In some cases you may not want your check to be stopped when an abend occurs because some abend causing conditions might simply clear with time. For example, if your check abends as a result of getting garbled data from an unserialized resource, such as a data area in the midst of an MVC, your check should provide its own recovery to:

Retry the check a pre-determined number of times.
If the check fails again, the check should stop running, but not stop itself.

This allows the check to try running again at the next specified interval, with every chance of success this time.

Take advantage of verbose and debug modes in your check:

IBM Health Checker for z/OS has support for the following modes:

Debug mode, which tells the system to output extra messages designed to help you debug your check. IBM Health Checker for z/OS outputs some extra messages in debug mode, and some checks do also. When a check runs in debug mode, each message line is prefaced by a message ID, which can be helpful in pinpointing the problem. For example, report messages are not prefaced by message IDs unless a check is running in debug mode.
There are two ways to issue extra messages in debug mode:
- Use conditional logic such that when in debug mode (when field PQE_DEBUG in mapping macro HZSPQE has the value PQE_DEBUG_ON), your check issues additional messages.
- Code debug type messages - see Planning your debug messages
Users can turn on debug mode using the DEBUG=ON parameter in the MODIFY hzsproc command, in HZSPRMxx, or by overtyping the DEBUG field in SDSF to ON.
Verbose mode, which tells the system to output messages with additional detail about non-exception information found by the check. (RACF checks, for example, issue additional detail in verbose mode.) To issue extra messages in verbose mode, use conditional logic such that when in verbose mode (when field PQE_VERBOSE in mapping macro HZSPQE has the value PQE_VERBOSE_YES), your check issues additional messages.
Users can turn on verbose mode using the VERBOSE=YES parameter in the F hzsproc command or in HZSPRMxx.

Look for logrec error records when you test your check: When testing your check, be sure to look for logrec error records. The system issues abend X'290' if the system encounters an error while a message is being issued, and issues a logrec error record and a description of the problem in the variable recording area (VRA).

Save time, save trouble - test your check with these commands: When you have written your check, test it with the following commands to find some of the most common problems people make in writing checks:

F hzsproc,UPDATE,CHECK(check_owner,check_name),DEBUG=ON
F hzsproc,UPDATE,CHECK(check_owner,check_name),PARM=parameter,REASON=reason,DATE=date
F hzsproc,DELETE,CHECK(check_owner,check_name),FORCE=YES
F hzsproc,DISPLAY,CHECK(check_owner,check_name),DETAIL

Avoid disruptive practices in your check routine: The IBM Health Checker for z/OS philosophy is to keep check routines very simple.

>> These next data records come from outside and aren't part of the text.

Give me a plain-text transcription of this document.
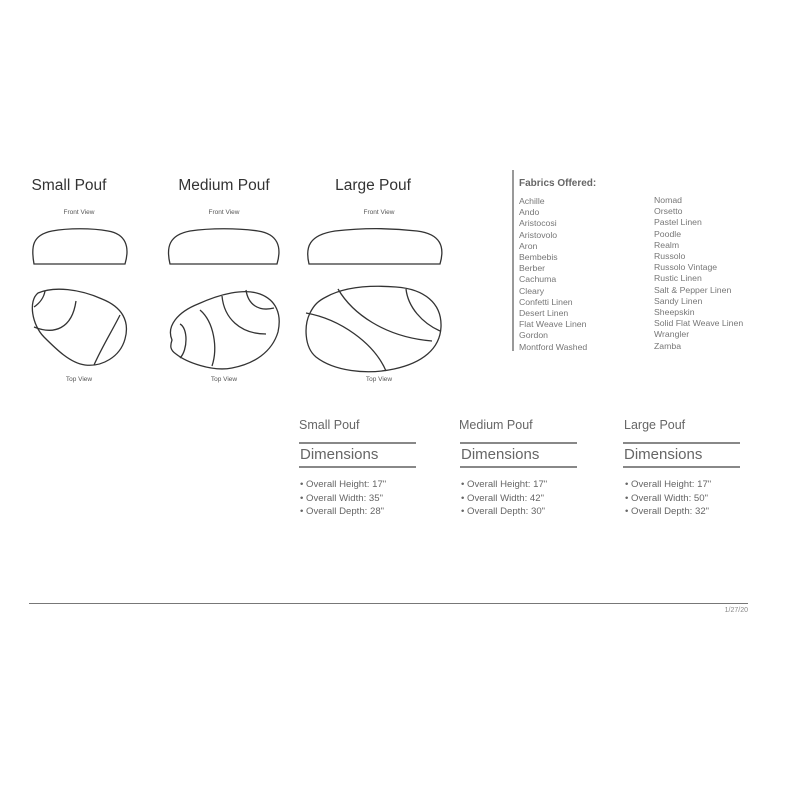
Small Pouf
Front View
Top View
Medium Pouf
Front View
Top View
Large Pouf
Front View
Top View
Fabrics Offered:
Achille
Ando
Aristocosi
Aristovolo
Aron
Bembebis
Berber
Cachuma
Cleary
Confetti Linen
Desert Linen
Flat Weave Linen
Gordon
Montford Washed
Nomad
Orsetto
Pastel Linen
Poodle
Realm
Russolo
Russolo Vintage
Rustic Linen
Salt & Pepper Linen
Sandy Linen
Sheepskin
Solid Flat Weave Linen
Wrangler
Zamba
Small Pouf
Dimensions
• Overall Height: 17"
• Overall Width: 35"
• Overall Depth: 28"
Medium Pouf
Dimensions
• Overall Height: 17"
• Overall Width: 42"
• Overall Depth: 30"
Large Pouf
Dimensions
• Overall Height: 17"
• Overall Width: 50"
• Overall Depth: 32"
1/27/20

IBM recommends that checks read but not update system data and try to avoid disruptive behavior such as:

Modifying system control blocks
I/O intensive operations, such as reading a data set
Serialization
Waits (directly or by services you call)
Creating new tasks
Creating new address spaces

We're recommending against these practices because they require more overhead, complicate your check routine, and, more seriously, can affect the performance of other system functions. In addition, these practices can affect the running of other checks, since only 20 local check routines can be in control concurrently. But you'll need to decide what's appropriate on a check by check basis. An ENQ, for example, serializing on a control block, can indeed affect the performance of other functions that might need that control block. However, the downside of not serializing is that a check might get information that is not consistent. You must weigh the cost to customers of the chance of getting inconsistent data versus the costs of using an ENQ in terms of system performance and IBM Health Checker for z/OS processing.